In a way, this is something of a loaded question. Ideally, you probably want them to say, “none.” But even with smartphones, it’s not always possible to notify someone in advance, never mind in a timely manner, to say that you won’t be at work, or you’ll be late.

A good answer is that it depends on the circumstances, and that as a candidate, you’d prefer there not to be any, though emergencies do occur.

The answer that an interviewee gives will reflect their own attitudes towards personal responsibility and flexibility.

 

“What hobbies do you have? How do you pursue them in the lockdowns or times when activity is restricted?”

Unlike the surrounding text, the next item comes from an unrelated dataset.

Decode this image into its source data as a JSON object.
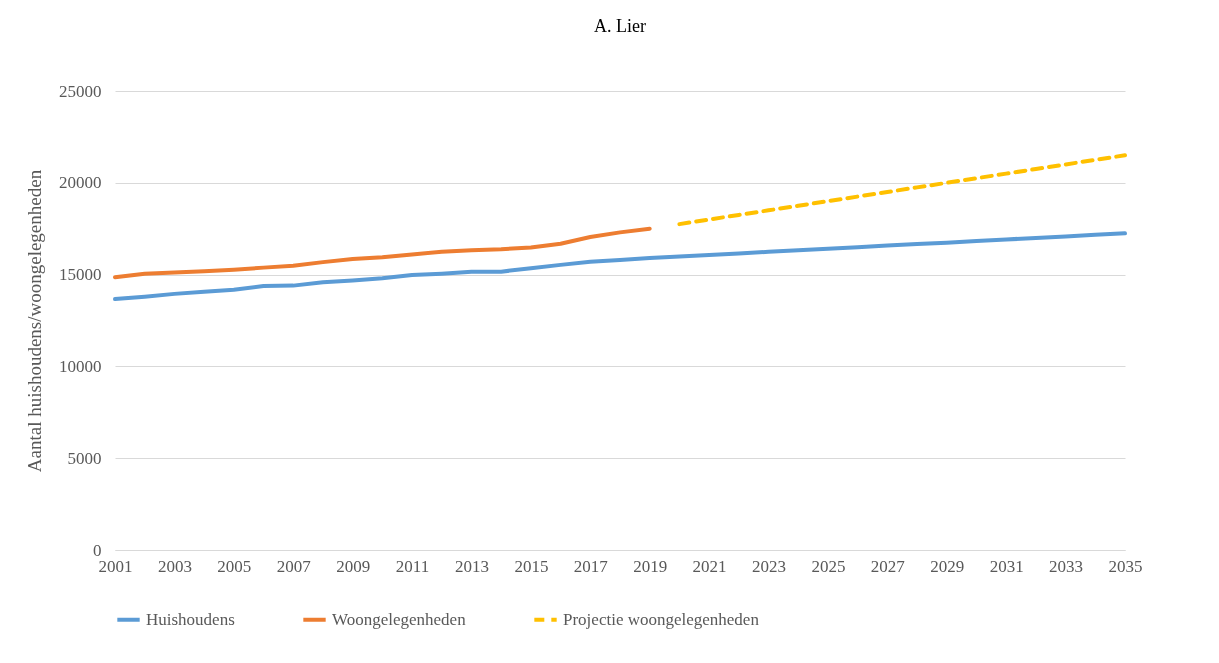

The answer given could show the candidate’s creative side. Some hobbies can’t be pursued because they’re outside of the house or contrary to the Government’s rules. In these cases, it’s worth finding out how people spend their spare time. Those who read improving books, for instance, are likely to have more initiative than those who watch TV all day.

 

There are many other questions that you can ask people that will teach you a great deal about the suitability of a candidate for the vacancies that you have, though a large number - many of which are popular - can leave you just as much in the dark as you were before the interview.

 

And that means that before you interview anyone, you need to make a list of the questions you’re going to ask, and then underneath each one make some notes about what you expect to learn from the answer. This should help you to ask good questions. You can even make some notes about what you’re looking for.